A National Institutes of Health 1991 consensus paper stated that bariatric surgery was appropriate for those with a body mass index higher than 40. It also noted those with a BMI between 35 and 40 who had serious weight-related illnesses could be considered. But the significant number of people who carry excess pounds combined with the development of safer, less-invasive procedures is leading some physicians to ask whether these recommendations should be adjusted.
"Eighteen years ago, procedures had a higher complication rate. The [gastric] band and sleeve didn't even exist. This should be studied," said Scott Shikora, MD, president of the American Society for Metabolic and Bariatric Surgery and director of the Weight and Wellness Center at Tufts Medical Center in Boston.
A 2004 consensus statement from the ASMBS suggested that bariatric surgery for patients with a BMI between 30 and 35 who have weight-related medical conditions may be indicated and needs study.

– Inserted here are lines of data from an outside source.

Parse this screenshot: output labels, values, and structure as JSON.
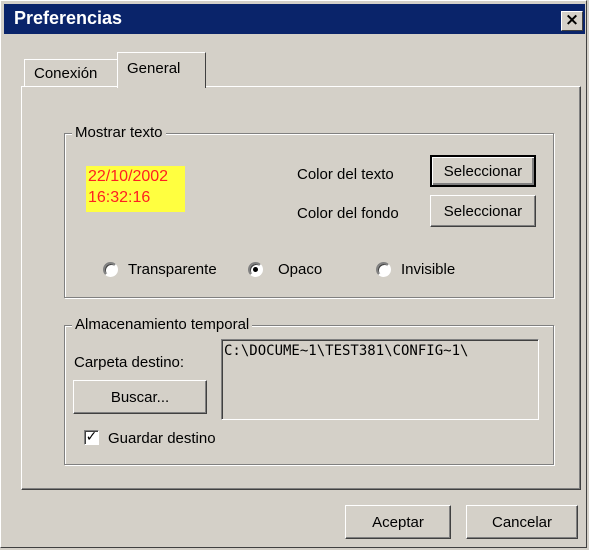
{
  "window": {
    "title": "Preferencias",
    "close_glyph": "×"
  },
  "tabs": [
    {
      "label": "Conexión",
      "active": false
    },
    {
      "label": "General",
      "active": true
    }
  ],
  "mostrar_texto": {
    "group_label": "Mostrar texto",
    "preview_date": "22/10/2002",
    "preview_time": "16:32:16",
    "preview_text_color": "#ff2020",
    "preview_bg_color": "#ffff40",
    "color_texto_label": "Color del texto",
    "color_fondo_label": "Color del fondo",
    "seleccionar_texto_button": "Seleccionar",
    "seleccionar_fondo_button": "Seleccionar",
    "options": [
      {
        "label": "Transparente",
        "selected": false
      },
      {
        "label": "Opaco",
        "selected": true
      },
      {
        "label": "Invisible",
        "selected": false
      }
    ]
  },
  "almacenamiento": {
    "group_label": "Almacenamiento temporal",
    "carpeta_label": "Carpeta destino:",
    "carpeta_value": "C:\\DOCUME~1\\TEST381\\CONFIG~1\\",
    "buscar_button": "Buscar...",
    "guardar_destino_label": "Guardar destino",
    "guardar_destino_checked": true,
    "check_glyph": "✓"
  },
  "footer": {
    "aceptar_button": "Aceptar",
    "cancelar_button": "Cancelar"
  }
}
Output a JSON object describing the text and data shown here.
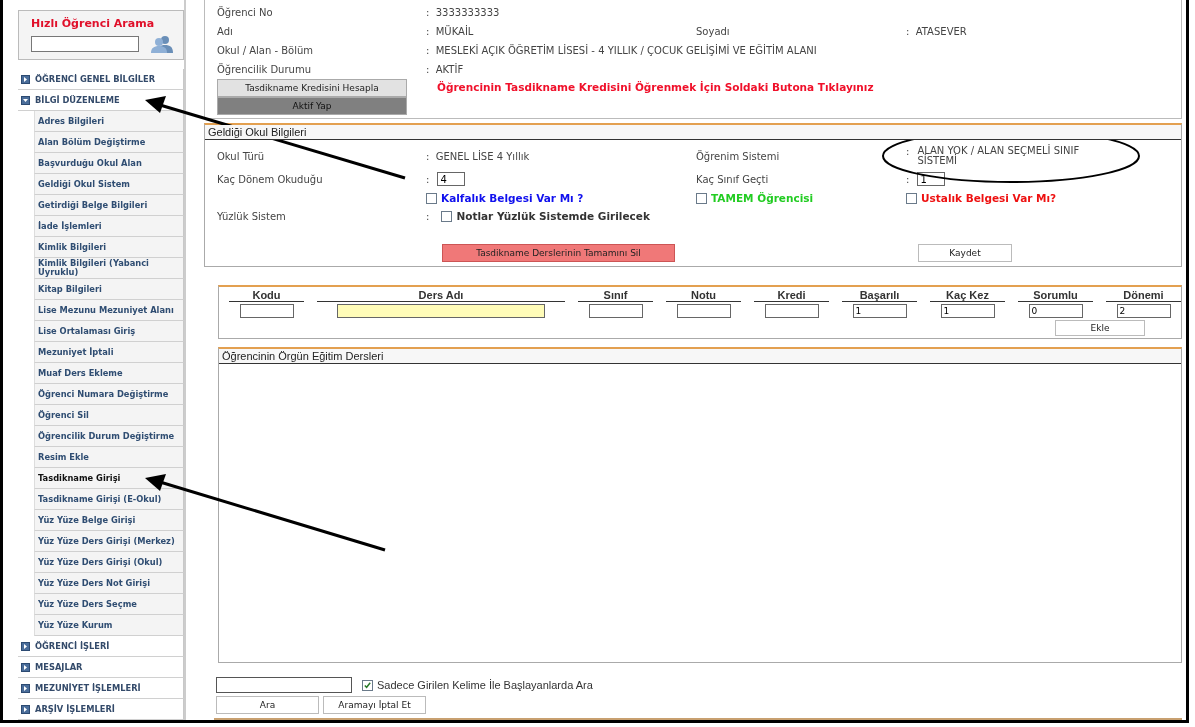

A few research projects investigating the option as a treatment for people who have diabetes and a BMI as low as 30, including one project by Dr. Shikora, are either under way or being planned.
Some doctors say bariatric surgery for these patients could lower their chances of experiencing more severe weight-related adverse events.
"It means we're going to get to people earlier in the disease process," said Nick Nicholson, MD, medical director of the weight-loss surgery program at Baylor University Medical Center in Dallas and the Baylor Regional Medical Center in Plano, Texas. "[Surgery] is technically easier when they're at lower weights." On rare occasions, he has operated on patients with BMIs as low as 32 who had severe obesity-related complications.
But other physicians say unanswered questions remain on the longer-term effects. Some also feel the medical management used as a comparison in the reviewed studies was not as intensive as it could be -- giving the outcome advantage to surgery. And although the review found that surgery was more effective than medical management for weight loss, many would like to see analyses looking at differences in other factors, such as cost and adverse events.
"Surgery looks terribly promising, and I know it will play an important role. I don't think we know what the role is right now," said Tim Church, MD, MPH, PhD, director of preventive medicine research at Pennington Biomedical Research Center in Baton Rouge, La., who researches nonsurgical weight loss. "We spend 25 or 50 grand on bariatric surgery. We would never dream of committing even half that to a good behavioral intervention. Give me half that fee, and I will change someone's behavior and keep it changed."
Physicians who specialize in nonsurgical weight-loss strategies also say it is possible to lose large amounts of weight without an operation and expressed concern about patients having these kinds of procedures before exhausting other options.
"We can reverse many of the complications of obesity almost as effectively as bariatric surgery with a minimal rate of complications and cost," said Allen Rader, MD, secretary/treasurer of the American Society of Bariatric Physicians and the founder of Idaho Weight Loss in Boise. "We believe the treatment paradigm for obesity should be primary care physicians first, then referral to a bariatrician, then referral to the bariatric surgeon."